Medical management of EPL with mifepristone pretreatment and misoprostol is cost effective compared to office uterine aspiration, with similar QALYs and lower costs, making it a high-value care alternative. Increasing access to mifepristone and eliminating unnecessary restrictions will improve early pregnancy care.

Supplementary Material

1

AJOG at a Glance:

A. Why was the study conducted?

  • This study compares the cost-effectiveness of medical management of early pregnancy loss using mifepristone and misoprostol to office uterine aspiration.

B. What are the key findings?

  • Medical management with mifepristone and misoprostol dominated office uterine aspiration from the healthcare sector perspective because costs were lower and quality-adjusted life-years were similar.

C. What does this study add to what is already known?

  • Given the cost-effectiveness of medical management of early pregnancy loss with mifepristone and misoprostol, increasing access to mifepristone and eliminating unnecessary restrictions will substantially improve early pregnancy care.

Acknowledgements:

We thank the members of the PreFaiR trial team and the study participants for their dedication

Primary Funding Source:

Supported by the National Institute of Child Health and Human Development of the National Institutes of Health (Eunice Kennedy Shriver award number R01-HD0719-20 [to Dr.

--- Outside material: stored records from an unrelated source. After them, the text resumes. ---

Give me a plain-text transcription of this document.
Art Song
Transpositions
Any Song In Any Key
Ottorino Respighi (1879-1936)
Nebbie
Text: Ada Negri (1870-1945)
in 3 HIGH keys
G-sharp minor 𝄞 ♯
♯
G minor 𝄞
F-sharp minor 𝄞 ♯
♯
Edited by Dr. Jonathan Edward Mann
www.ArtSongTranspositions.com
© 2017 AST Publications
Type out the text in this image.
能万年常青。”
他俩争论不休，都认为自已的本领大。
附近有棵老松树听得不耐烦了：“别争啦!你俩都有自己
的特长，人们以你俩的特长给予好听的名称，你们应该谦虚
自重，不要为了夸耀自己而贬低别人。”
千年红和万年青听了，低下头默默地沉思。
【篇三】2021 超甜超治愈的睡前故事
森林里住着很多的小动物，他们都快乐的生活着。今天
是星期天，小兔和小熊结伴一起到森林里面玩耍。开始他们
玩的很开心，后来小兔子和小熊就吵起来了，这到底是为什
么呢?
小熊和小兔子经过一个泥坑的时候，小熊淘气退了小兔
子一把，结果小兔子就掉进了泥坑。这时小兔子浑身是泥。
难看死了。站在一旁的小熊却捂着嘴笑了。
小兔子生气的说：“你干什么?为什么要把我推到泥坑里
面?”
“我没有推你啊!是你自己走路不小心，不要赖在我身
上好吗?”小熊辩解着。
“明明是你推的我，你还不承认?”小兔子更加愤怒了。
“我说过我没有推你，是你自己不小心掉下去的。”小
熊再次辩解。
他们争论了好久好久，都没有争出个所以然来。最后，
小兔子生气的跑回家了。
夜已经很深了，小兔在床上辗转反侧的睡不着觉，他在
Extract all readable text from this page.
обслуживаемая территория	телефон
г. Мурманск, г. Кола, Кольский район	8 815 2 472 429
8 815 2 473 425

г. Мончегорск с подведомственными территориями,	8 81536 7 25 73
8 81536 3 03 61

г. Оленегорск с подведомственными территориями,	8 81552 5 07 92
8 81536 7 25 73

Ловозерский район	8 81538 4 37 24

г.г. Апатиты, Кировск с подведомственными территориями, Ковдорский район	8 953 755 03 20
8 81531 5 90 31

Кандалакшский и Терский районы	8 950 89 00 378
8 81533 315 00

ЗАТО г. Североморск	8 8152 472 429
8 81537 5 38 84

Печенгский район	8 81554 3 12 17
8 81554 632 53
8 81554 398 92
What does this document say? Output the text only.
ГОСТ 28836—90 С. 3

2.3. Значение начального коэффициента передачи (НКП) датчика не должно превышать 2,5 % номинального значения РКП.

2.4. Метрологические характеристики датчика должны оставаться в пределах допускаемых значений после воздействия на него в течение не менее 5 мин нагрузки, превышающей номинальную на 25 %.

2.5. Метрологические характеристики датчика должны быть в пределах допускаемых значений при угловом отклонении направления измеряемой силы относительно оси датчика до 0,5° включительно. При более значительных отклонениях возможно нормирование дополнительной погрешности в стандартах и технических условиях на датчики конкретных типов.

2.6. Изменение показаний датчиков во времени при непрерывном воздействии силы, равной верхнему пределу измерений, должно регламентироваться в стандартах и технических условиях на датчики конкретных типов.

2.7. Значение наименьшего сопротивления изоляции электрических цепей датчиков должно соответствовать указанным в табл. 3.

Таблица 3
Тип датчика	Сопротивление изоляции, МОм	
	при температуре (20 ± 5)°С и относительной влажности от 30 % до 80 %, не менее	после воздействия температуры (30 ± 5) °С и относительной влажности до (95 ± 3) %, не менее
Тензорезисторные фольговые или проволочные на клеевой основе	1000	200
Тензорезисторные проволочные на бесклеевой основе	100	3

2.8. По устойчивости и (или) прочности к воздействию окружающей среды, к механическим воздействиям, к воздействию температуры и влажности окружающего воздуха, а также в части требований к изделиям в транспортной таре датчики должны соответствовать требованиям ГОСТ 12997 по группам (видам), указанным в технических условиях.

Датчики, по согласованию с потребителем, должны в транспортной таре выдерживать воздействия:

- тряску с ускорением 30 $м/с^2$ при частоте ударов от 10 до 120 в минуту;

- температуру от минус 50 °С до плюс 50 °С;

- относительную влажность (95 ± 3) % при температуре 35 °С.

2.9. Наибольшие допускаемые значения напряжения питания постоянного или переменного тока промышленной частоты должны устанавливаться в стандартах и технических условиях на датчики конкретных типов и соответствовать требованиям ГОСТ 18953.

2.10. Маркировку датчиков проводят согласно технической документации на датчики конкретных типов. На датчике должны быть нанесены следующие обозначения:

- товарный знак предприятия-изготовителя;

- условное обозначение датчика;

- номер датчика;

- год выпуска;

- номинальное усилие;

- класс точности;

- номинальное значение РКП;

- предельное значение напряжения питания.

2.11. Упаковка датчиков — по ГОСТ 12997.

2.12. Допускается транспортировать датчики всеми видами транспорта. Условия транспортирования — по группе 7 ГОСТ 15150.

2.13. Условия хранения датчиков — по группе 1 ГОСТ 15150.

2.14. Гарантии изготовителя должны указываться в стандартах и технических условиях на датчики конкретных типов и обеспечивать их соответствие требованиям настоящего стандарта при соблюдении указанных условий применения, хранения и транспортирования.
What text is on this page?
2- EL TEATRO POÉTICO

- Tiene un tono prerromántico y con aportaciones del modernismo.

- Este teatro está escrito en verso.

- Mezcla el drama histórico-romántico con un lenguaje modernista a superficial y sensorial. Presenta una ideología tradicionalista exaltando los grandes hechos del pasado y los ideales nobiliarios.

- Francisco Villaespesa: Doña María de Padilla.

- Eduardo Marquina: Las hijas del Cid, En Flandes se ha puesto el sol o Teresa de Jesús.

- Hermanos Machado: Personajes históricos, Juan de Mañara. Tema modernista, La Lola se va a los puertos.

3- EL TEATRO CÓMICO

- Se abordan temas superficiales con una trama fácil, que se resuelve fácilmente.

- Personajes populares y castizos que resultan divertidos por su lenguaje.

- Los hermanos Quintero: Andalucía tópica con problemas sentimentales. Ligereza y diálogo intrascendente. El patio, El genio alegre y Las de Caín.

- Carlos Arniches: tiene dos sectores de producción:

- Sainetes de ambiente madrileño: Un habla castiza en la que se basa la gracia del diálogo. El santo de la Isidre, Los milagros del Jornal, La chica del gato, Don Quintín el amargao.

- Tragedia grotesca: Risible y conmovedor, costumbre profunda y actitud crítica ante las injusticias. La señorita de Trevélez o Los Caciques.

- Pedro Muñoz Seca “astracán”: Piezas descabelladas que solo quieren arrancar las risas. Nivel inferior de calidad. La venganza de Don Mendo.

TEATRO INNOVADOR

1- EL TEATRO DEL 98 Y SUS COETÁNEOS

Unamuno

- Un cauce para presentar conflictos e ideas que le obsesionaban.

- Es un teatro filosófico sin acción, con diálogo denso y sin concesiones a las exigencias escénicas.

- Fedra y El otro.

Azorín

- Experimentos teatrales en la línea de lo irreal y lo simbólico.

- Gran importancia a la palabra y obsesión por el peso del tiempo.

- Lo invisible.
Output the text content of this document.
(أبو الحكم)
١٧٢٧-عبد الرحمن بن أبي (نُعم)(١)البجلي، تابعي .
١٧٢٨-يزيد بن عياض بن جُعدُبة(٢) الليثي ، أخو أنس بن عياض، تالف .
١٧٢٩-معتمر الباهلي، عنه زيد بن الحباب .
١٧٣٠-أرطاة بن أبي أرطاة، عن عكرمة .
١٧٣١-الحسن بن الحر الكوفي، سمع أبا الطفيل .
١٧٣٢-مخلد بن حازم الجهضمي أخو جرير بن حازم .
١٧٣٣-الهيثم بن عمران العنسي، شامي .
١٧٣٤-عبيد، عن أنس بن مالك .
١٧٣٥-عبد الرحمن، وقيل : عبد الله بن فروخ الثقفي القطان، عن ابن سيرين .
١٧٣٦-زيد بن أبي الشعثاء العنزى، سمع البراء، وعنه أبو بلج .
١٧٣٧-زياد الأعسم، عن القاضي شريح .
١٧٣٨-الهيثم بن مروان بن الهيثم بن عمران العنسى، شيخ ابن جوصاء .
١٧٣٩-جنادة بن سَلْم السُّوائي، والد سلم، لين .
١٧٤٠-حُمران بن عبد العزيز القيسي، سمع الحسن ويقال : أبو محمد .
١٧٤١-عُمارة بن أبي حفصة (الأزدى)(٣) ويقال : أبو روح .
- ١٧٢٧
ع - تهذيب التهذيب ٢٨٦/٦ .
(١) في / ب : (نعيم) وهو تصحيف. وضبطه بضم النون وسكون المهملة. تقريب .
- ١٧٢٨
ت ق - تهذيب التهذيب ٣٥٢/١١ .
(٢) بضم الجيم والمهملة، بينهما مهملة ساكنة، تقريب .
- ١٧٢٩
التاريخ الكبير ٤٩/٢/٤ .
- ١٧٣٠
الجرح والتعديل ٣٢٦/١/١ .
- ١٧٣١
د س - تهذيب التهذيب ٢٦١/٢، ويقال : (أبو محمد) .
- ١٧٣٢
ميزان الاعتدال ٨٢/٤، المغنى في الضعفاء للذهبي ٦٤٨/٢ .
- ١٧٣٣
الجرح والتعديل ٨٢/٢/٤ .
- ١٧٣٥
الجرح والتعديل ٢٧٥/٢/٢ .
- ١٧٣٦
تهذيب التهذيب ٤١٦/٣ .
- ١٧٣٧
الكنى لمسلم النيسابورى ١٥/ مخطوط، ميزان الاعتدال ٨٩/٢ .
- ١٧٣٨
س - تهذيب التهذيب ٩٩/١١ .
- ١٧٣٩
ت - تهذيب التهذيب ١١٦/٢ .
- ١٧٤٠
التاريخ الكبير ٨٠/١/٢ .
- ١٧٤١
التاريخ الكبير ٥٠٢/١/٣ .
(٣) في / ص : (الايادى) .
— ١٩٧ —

Schreiber] and Women’s Reproductive Health Research award number K12-HD001265-20 [to Dr. Sonalkar]), and a Society of Family Planning Research Fund Midcareer Mentor Award (Schreiber). The funding sources were not involved in study design; collection, analysis, and interpretation of data; writing of the report; or in the decision to submit the article for publication.

Footnotes

Trial Registration: www.clinicaltrials.gov, registration #: NCT02012491

Disclosures: The authors report no conflicts of interest.

Condensation: Medical management of early pregnancy loss is cost-effective compared to office uterine aspiration, with lower mean costs and similar quality-adjusted life-years.